Samstag, 31. Dezember 2011

We're still in 2011



I decided to write the last post for this year with a few thoughts about this year.
For me this year kind of went fast. I remember around this time and exactly one year back, I've thought that 2011 will be another long way to go, but now we're already here and I realize how fast time flies. I don't know where to start, especially when my first post lays 4 days back but you might as well visit a previous blog. It reveals less about me, rather a few fragments in 2011 through meaningless pictures.
New year's eve is honestly just another night for me, that gives idiots a legal reason to throw firecrackers at almost anything. I have the feeling that nothing's really going to change after this night. I know that people use to make new year's resolutions but mostly, they can't keep 'em up and usually fail. Call me a pessimist, but I highly doubt that I will ever keep 2012's resolutions. But yes, I have a few in mind, just like getting more hard-working when it comes to school or starting to read more interesting books or gaining more self-confidence or minding more about my health, etc. Most important thing, I want to give my life more meaning.

Superficially seen, 2011 has been a rather unproductive year flooded with many broken promises for me. I'm frankly disappointed. I seriously need to reconsider my approach, if I ever want to achieve something in life.
As 2012 rolls around, I'm forced to move something for myself or else I end up disenchanted once again and I'm sick of that. I blame myself for thinking of having no control over what's happening nor over where my life is headed but that is an excuse. I have control over nearly every factor in my life yet I didn't do anything to kill that feeling/thought.
But if I think about every sporadically memory in 2011 profound, I've got to admit that it wasn't that bad. For instance, I graduated from secondary school with pleasant performances. I'm now in A-Levels, which makes me proud at myself. I finished my first book, which was Der Vorleser.

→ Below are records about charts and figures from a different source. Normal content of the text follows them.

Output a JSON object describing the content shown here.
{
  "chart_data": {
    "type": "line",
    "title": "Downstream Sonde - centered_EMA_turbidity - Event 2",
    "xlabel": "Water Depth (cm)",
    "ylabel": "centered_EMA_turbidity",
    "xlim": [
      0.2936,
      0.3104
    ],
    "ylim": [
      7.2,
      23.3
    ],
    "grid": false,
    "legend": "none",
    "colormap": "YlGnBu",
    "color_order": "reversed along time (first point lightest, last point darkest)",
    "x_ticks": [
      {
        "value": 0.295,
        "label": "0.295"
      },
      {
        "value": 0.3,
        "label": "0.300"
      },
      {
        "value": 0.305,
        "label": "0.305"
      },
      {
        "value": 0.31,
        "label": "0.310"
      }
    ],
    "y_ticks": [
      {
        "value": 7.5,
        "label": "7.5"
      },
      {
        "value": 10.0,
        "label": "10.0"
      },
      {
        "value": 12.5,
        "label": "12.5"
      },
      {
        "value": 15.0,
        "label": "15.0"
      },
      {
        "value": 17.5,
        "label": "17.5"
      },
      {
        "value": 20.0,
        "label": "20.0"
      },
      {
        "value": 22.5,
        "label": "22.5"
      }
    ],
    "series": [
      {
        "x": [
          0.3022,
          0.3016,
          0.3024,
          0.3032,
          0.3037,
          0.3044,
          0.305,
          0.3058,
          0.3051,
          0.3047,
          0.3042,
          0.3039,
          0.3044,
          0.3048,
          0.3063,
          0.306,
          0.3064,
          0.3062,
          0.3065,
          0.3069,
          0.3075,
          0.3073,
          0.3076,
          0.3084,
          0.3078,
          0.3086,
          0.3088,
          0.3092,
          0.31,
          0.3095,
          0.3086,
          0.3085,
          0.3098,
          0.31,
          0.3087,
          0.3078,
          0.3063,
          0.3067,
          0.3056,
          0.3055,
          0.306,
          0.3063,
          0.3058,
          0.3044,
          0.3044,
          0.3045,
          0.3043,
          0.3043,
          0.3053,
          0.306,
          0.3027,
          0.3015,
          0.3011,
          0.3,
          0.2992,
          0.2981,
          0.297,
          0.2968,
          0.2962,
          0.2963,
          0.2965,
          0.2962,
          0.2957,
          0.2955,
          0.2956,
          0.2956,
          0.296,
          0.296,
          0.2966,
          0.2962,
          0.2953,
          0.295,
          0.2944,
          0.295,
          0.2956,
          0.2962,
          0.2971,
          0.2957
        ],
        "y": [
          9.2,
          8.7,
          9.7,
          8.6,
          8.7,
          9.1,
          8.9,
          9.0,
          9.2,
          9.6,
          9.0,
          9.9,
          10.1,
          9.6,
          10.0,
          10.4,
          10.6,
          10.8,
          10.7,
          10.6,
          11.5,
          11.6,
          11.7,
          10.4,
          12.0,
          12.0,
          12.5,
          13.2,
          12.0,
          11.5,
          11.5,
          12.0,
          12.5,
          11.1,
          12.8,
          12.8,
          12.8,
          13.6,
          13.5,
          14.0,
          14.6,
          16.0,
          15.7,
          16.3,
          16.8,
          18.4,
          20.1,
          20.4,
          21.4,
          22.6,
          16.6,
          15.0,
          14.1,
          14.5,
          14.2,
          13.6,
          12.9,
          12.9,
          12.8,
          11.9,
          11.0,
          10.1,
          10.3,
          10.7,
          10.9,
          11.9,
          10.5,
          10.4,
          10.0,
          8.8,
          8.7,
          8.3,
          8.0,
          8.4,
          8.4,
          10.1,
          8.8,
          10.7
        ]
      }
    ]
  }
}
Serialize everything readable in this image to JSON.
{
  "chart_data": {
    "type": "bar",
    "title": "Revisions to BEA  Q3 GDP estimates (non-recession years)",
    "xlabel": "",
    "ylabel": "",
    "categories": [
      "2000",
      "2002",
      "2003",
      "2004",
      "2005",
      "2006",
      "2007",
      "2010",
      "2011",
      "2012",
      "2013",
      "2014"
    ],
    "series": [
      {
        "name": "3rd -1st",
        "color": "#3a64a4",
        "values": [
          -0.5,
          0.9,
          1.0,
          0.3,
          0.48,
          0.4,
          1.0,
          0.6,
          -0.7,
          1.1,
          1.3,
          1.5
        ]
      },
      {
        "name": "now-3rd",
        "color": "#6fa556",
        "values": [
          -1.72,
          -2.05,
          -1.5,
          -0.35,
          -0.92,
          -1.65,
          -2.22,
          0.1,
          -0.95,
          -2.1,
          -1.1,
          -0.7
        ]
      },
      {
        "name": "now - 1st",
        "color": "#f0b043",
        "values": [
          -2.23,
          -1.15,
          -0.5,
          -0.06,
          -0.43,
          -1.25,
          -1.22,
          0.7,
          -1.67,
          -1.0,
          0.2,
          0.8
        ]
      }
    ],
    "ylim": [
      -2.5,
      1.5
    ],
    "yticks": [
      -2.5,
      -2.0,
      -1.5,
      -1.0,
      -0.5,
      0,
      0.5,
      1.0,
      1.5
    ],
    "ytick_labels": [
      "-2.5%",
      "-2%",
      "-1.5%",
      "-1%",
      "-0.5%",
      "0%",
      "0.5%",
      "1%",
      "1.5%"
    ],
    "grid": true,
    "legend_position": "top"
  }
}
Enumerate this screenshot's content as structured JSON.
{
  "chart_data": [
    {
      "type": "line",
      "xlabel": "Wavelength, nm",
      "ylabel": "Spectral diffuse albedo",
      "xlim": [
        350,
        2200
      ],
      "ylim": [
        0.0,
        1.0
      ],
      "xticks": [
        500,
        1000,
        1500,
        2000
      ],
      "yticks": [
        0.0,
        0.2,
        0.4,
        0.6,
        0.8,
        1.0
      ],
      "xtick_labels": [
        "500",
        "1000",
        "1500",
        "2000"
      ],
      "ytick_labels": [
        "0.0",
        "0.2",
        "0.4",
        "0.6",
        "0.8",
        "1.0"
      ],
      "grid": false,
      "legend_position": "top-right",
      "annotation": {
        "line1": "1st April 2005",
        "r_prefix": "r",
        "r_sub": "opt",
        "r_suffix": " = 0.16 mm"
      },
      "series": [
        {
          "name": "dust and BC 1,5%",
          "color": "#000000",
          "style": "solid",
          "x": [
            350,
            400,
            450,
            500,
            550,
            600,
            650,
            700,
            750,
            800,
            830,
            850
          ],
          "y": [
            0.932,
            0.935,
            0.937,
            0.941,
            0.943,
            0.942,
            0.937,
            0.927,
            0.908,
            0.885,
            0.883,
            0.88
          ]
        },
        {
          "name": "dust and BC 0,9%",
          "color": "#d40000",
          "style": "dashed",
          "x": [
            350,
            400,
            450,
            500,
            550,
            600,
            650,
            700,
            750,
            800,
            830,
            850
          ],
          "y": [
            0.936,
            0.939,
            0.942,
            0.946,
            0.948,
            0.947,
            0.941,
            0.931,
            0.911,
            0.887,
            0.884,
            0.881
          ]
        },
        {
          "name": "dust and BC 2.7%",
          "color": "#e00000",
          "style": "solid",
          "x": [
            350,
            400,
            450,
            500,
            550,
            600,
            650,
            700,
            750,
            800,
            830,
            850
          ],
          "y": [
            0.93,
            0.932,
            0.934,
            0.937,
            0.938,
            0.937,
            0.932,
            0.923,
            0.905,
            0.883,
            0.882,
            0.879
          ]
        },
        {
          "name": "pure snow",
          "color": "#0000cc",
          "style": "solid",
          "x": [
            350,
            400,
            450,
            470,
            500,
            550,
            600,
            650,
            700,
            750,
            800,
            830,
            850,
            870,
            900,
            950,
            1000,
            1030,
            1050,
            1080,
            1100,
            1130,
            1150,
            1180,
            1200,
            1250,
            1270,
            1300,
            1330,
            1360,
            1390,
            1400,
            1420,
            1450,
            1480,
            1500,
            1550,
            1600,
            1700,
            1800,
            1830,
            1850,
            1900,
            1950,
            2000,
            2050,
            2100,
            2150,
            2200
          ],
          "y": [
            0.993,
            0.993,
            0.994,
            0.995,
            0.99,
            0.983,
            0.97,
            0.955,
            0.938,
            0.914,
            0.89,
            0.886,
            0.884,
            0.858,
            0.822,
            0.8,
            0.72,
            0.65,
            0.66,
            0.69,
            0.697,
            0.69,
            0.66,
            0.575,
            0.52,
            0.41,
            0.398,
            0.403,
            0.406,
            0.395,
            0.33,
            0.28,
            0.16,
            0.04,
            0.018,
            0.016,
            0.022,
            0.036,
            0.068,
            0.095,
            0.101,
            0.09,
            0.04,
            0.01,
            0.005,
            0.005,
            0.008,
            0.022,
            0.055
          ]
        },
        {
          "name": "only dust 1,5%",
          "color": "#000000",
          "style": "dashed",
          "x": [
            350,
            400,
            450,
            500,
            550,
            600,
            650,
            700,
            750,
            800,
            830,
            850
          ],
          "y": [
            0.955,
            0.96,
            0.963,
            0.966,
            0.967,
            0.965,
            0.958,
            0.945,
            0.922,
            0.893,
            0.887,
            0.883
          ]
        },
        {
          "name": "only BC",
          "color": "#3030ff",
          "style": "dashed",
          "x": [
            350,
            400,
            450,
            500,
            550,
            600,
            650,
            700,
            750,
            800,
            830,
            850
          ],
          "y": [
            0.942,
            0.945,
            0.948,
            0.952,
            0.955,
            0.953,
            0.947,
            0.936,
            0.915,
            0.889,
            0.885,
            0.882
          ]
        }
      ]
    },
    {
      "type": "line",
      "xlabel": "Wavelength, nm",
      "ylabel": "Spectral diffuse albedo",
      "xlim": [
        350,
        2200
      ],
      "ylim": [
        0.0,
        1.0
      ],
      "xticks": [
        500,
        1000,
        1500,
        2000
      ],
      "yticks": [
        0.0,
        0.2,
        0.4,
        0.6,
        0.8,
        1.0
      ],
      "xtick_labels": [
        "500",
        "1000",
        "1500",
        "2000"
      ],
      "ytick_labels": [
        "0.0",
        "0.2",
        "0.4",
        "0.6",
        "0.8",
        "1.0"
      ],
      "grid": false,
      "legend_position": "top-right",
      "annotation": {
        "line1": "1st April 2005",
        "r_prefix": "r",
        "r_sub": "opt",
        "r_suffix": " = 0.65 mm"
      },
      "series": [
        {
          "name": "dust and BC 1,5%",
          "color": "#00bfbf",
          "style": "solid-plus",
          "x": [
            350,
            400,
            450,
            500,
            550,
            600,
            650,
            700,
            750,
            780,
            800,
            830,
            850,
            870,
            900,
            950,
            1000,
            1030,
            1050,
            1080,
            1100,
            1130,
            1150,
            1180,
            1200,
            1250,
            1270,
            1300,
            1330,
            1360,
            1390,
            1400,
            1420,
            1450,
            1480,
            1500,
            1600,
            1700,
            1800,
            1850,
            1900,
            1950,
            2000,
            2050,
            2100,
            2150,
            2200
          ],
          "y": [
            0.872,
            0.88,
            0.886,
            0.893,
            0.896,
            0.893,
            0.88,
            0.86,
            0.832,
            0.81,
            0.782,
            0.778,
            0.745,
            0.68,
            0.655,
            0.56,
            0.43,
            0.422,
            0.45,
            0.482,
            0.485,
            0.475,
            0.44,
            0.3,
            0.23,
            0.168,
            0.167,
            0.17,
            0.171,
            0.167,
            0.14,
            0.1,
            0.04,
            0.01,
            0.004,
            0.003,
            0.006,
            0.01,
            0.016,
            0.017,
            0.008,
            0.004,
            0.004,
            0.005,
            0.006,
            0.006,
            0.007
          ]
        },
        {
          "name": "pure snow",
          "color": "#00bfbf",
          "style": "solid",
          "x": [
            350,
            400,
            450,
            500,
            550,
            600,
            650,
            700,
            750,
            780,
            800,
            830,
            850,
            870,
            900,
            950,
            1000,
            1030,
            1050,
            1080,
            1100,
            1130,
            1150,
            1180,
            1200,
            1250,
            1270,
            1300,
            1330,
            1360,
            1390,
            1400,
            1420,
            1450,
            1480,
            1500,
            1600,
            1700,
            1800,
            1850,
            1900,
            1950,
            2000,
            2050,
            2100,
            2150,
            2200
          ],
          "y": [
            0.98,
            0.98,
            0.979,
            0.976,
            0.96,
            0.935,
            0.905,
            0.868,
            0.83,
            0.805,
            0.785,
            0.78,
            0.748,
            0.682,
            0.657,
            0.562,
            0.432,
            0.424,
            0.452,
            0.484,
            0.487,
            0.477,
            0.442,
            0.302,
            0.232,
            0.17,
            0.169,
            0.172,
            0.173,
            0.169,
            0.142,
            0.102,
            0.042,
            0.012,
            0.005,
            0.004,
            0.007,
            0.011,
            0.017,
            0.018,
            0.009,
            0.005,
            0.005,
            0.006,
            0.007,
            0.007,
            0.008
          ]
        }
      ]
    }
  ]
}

Farewell, 2011. We'll never get to see again.
I can't make any more sense about the paragraph 2011 by re-thinking and re-reading it. Past is past and it was meant to be. I regret that I didn't do much this year that could make me be proud of, but now it's the right time to get over it and work towards my goals. For now, I wish a happy new year and if you haven't made your new year's resolutions, you should do them now!